Produce una inmensa tristeza pensar que la Naturaleza habla mientras el género humano no escucha.
Victor Hugo


Los bosques se mueren por la lluvia ácida, los arrecifes coralinos se hunden por la contaminación de las aguas costeras, cada día se extinguen especies que ni conocemos por la destrucción de la selva tropical, los glaciares se derriten por el exceso de temperatura de estas últimas décadas y aumentan las enfermedades producidas por las alteraciones ambientales. La naturaleza no para de advertirnos con cada pequeña catastrofe que no puede disolver más el impacto de la civilización industrial.
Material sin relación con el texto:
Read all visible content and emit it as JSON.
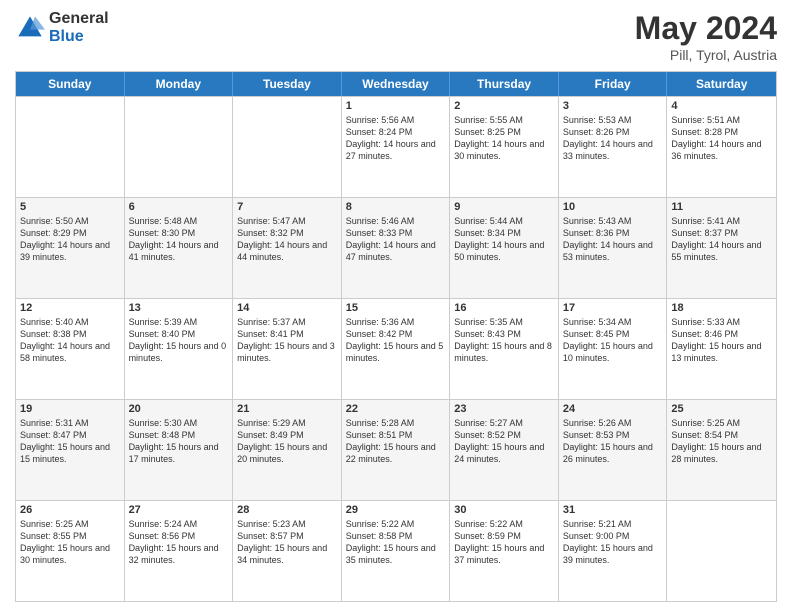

Las catástrofes causadas por la naturaleza cosechan daños económicos y pérdidas de vidas humanas. Aún así, continuamos sordos a sus gemidos. El planeta no nos necesita para nada; para la Tierra no somos más que una especie más. Observa la desfachatez humana destruyendo todo lo que se nos interpone al consumo desenfrenado, al derroche energético quemando combustibles fósiles, al frenesí por el agua dulce y a la explotación masiva de las tierras para arrancarles hasta su alma. Los ecologistas advierten, pero nadie piensa que ésta es su canción. Al fin y al cabo, los ecologistas, aunque a veces con algo más de pasión que frialdad, no hacen sino hacerse eco de lo que observan en la naturaleza. Nos gastamos fortunas inmensas para obtener bienestar, pero podría pasar que tanta comodidad acabase no dejándonos oír un mensaje tan claro como el que la parte viva del planeta grita al unísono. La cuestión no es si se escuchan voces o susurros, si es un mensaje o un sollozo. La cuestión es que todo lo que acontece en la naturaleza repercutirá en nuestras vidas, porque por eso somos parte de la naturaleza aunque seamos seres racionales. Precisamente, con más razón, no deberíamos hacer oídos sordos.